The agency that owns the Westin hotel in Lombard is restructuring its debt through a Chapter 11 bankruptcy filing that will help it pay off $246.6 million owed to bond holders while continuing operations.
The bankruptcy filing comes with a $3 million commitment from the village of Lombard to pay back the portion of hotel bonds used to make water main improvements around the hotel site at 70 Yorktown Center before the 500-room facility opened in August 2007.
Village officials say making the payment will help stave off future downgrades to the village's credit rating, which already has suffered several hits in the six years since Westin ownership began asking for financial help.
"This is a key for us to start working on our bond rating," Village Manager Scott Niehaus said Monday.
The 18-story hotel is owned by the Lombard Public Facilities Corp., created in 2003 and run by President Paul Powers, an insurance broker with a financial background in commodity and interest rate futures. Hotel revenues never matched projections set during a 2005 market study, which village officials blame largely on the recession in 2008 and 2009.
So every six months since December 2011, the corporation has submitted a request to the village seeking help making payments on $183.7 million in loans taken out in 2005 and 2006. Each time, Niehaus said, the village board denied the request and voted not to put taxpayer dollars toward the hotel's liabilities.
Before receiving any of a dozen twice-yearly requests to bail out the hotel's bond payments, Lombard's credit rating stood at AAA, Niehaus said. Now, it's at B.
The village's $3 million payment will come from the water fund and will not result in any service cuts, water rate increases, tax increases, employee layoffs or delays in capital projects, Niehaus said. The public facilities corporation will use the money from the village to pay for future improvements to guest rooms and public areas at the hotel -- not to pay off debt. The village board unanimously approved the payment during a special meeting July 25.
"This has been a long time coming," Village President Keith Giagnorio said after trustees approved the payment. "From tonight on, we move forward, and that's the best we can do."
With the commitment from the village in hand, the bankruptcy proceedings are scheduled to continue with a hearing Thursday in Chicago. Hotel officials say operations, including events and banquets, will continue unaffected by the financial proceedings.
Events are especially important to the hotel, since they brought in 60 percent of the facility's $14.5 million in revenue in 2016, according to bankruptcy documents.
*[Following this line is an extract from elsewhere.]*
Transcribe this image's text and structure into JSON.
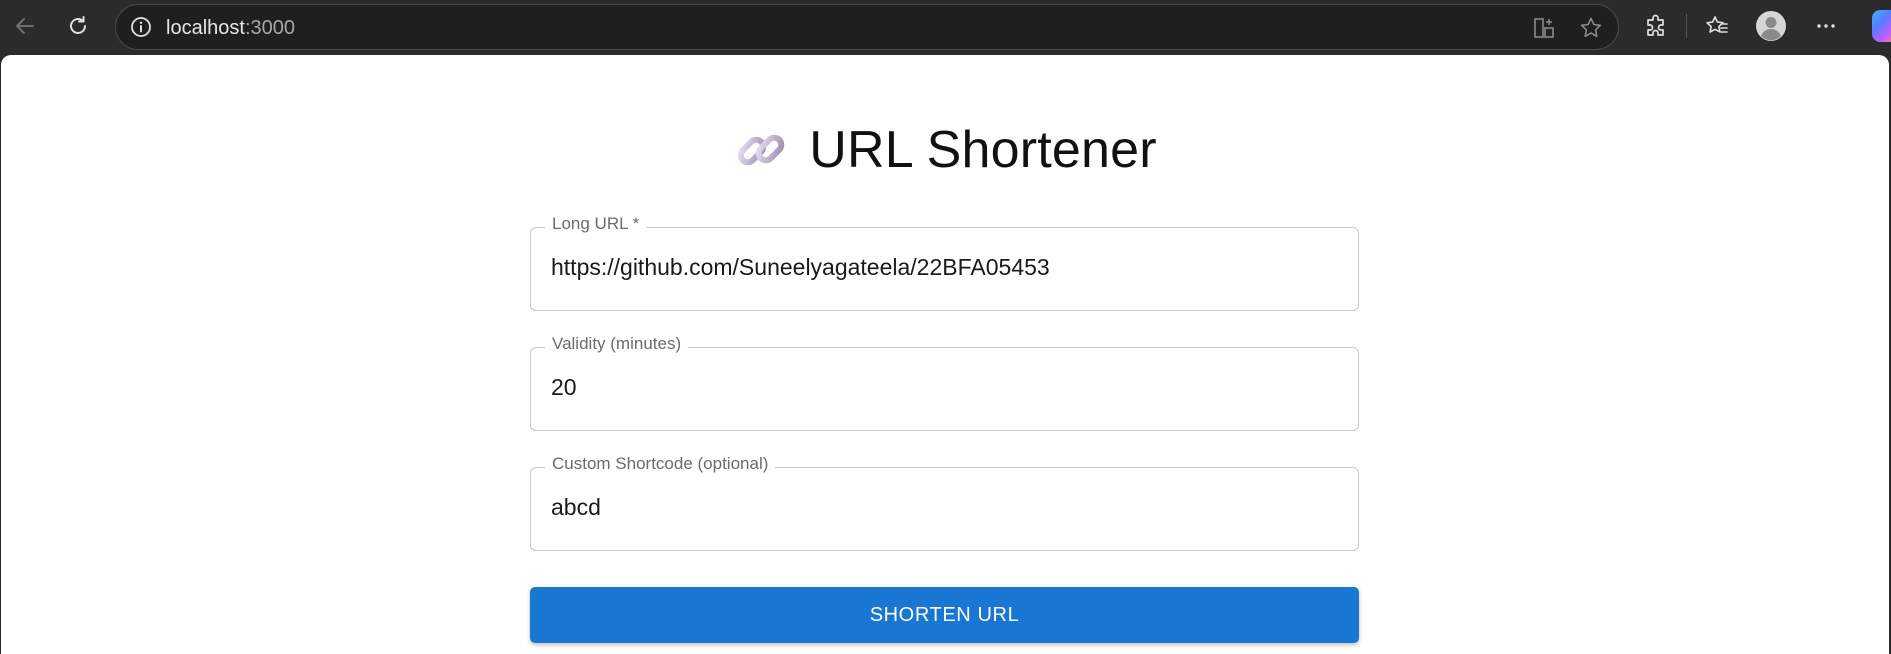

Niehaus said it makes sense for the village to repay the amount of hotel bonds it used to make water main improvements because the infrastructure project helped the Yorktown area thrive. Since 2007, other nearby developments include The Shops on Butterfield, a Chase bank, a McDonald's, a Dunkin' Donuts, a Sam's Club, an apartment complex, AMC movie theater renovations and a $20 million mall renovation. Two new projects also are underway north of the mall.
"The village's interest is in making sure that the hotel and conference center has an opportunity to thrive and remain viable," Niehaus said, "especially in a day and age when traditional retail, bricks and mortar shopping centers are under siege."
To help redevelop the area to the east of the hotel, which houses Northern Baptist Theological Seminary, the village plans to create a tax increment financing district. If the 28-acre site is designated as a TIF district, property taxes paid to local governments would be frozen for up to 23 years. Any extra property tax money collected within the area after the district is established would go into a special fund to help pay for certain improvements.
Niehaus said the village would be obligated to put $1.5 million, and could put up to $3.7 million, in TIF revenue toward site improvements at the Westin if the TIF district is created. The village board is scheduled to host a public hearing about the potential taxing district on Sept. 21 and could approve the district Oct. 19.